Hotels and motels are primary locations for sex trafficking both across the nation and here in Iowa. The Iowa Network estimates that at least 50% of sex trafficking takes place in hospitality venues, often unbeknownst to managers and staff. Traffickers bring in women, many are minors, to hotels and motels especially during major events. These events are not the root cause of sex trafficking. The root causes are greed, and a subculture that accepts treating people, especially women and children, as sex objects that can be bought and sold.

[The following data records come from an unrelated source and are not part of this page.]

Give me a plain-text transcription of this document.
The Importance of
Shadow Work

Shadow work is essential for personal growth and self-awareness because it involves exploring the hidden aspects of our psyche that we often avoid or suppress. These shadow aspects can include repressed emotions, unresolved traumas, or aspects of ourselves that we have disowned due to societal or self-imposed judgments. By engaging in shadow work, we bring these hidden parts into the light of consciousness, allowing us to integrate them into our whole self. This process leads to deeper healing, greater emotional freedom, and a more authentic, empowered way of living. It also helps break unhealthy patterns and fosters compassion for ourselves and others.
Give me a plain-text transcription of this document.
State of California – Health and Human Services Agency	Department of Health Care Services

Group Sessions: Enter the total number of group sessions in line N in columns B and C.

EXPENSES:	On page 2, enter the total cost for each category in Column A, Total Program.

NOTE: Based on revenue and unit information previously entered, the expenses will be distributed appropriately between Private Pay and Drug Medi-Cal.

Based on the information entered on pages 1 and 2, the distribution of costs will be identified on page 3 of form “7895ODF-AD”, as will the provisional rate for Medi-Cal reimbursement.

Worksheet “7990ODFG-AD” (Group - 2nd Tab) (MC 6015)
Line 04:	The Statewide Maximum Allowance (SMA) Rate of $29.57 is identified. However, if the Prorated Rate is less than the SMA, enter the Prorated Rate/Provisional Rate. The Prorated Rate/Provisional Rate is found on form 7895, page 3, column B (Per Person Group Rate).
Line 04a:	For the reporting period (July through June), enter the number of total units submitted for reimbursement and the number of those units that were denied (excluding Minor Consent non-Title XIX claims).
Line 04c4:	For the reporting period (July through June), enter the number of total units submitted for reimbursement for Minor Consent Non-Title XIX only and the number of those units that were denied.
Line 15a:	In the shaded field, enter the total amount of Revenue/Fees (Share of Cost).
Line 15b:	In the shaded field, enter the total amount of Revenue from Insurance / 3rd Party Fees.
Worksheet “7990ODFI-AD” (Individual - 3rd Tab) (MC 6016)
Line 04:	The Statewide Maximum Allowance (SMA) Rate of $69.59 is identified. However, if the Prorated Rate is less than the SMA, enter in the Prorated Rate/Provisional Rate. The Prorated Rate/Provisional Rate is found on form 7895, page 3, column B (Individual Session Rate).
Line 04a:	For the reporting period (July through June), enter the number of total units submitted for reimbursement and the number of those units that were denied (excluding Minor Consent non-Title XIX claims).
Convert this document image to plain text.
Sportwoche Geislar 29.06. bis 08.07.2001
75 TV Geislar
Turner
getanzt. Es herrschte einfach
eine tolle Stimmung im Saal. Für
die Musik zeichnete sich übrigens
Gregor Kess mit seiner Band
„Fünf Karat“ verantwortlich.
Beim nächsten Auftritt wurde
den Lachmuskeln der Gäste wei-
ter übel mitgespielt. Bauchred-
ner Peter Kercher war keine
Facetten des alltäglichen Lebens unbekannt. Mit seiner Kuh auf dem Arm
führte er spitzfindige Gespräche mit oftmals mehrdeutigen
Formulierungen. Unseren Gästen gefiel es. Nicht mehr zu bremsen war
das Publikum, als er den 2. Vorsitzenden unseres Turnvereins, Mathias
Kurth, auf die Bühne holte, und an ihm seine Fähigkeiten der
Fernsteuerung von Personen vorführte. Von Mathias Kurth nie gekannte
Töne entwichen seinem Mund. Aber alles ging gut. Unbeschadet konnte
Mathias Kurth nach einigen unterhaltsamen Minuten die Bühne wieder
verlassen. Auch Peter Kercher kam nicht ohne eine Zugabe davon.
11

Poverty, child abuse and neglect, drug abuse and dependency, and desperation lead to maintaining a pool of vulnerable victims
According to Dr. Belitsos, the network has partnered with a Nebraska Coalition to launch the Iowa Hotel/Motel Training Project. The Nebraska Coalition has developed a training of trainers program and curriculum that Iowa Network Against Human Trafficking and Slavery will adopt. On September 13th, three trainers from Nebraska came to Des Moines to conduct the first training of 30 Iowa volunteers who will be dispatched to Central Iowa hotels and motels. The cost of the trainers and the educational materials are being covered by three private donors through the Greater Des Moines Community Foundation. The Nebraska trainers’ next training of trainers will take place on September 25th in Cedar Rapids. Other training of trainers in four other regions of Iowa will be announced at the September 19t press conference.
“We depend on law enforcement and prosecutors to hold traffickers accountable” said Reynolds, “But we also count on schools, social service agencies, the hospitality industry and general public to take actions to recognize and prevent human trafficking, and protect vulnerable Iowans. This September 19th press conference will ensure that we do our part at the state level to draw attention to this heinous crime, and to support non-government initiated efforts, such as the hotel/motel project.”
Governor Reynolds added, “I am pleased to be able to serve as an honorary board member for the Network Against Human Trafficking and Slavery and to have worked with Teens Against Human Trafficking in the past. We’ve made progress in our anti-trafficking efforts in Iowa but we still have more to do. Regardless of how human trafficking begins, it is important for hotel and motel employees and the general public to recognize the signs of trafficking and to report any suspicious activity.”
“When the network began 10 years ago, human trafficking was not recognized as a problem in Iowa. Thankfully, that has now changed and the response by Iowa communities and government agencies has greatly improved,” said Dr Belitsos. “Both the Network and the Coalition are very grateful and encouraged by the support we have seen from Governor Reynolds and the Lieutenant Governor who will put the spotlight on this horrible crime at their September 19th press conference. Their support will help us to successfully launch the Hotel/Motel Training Project.”
Following the press conference, Governor Reynolds will also present a recognition plaque to the city of Johnston Iowa for becoming the first city in the state to adopt a massage therapy business ordinance. Johnston law enforcement has already closed 2 illegitimate massage businesses and prevented a third from even opening. The Iowa Network is encouraging other cities and towns in Iowa to adopt similar massage business ordinances in order to root out prostitution and trafficking and thereby restore the credibility of the massage therapy industry.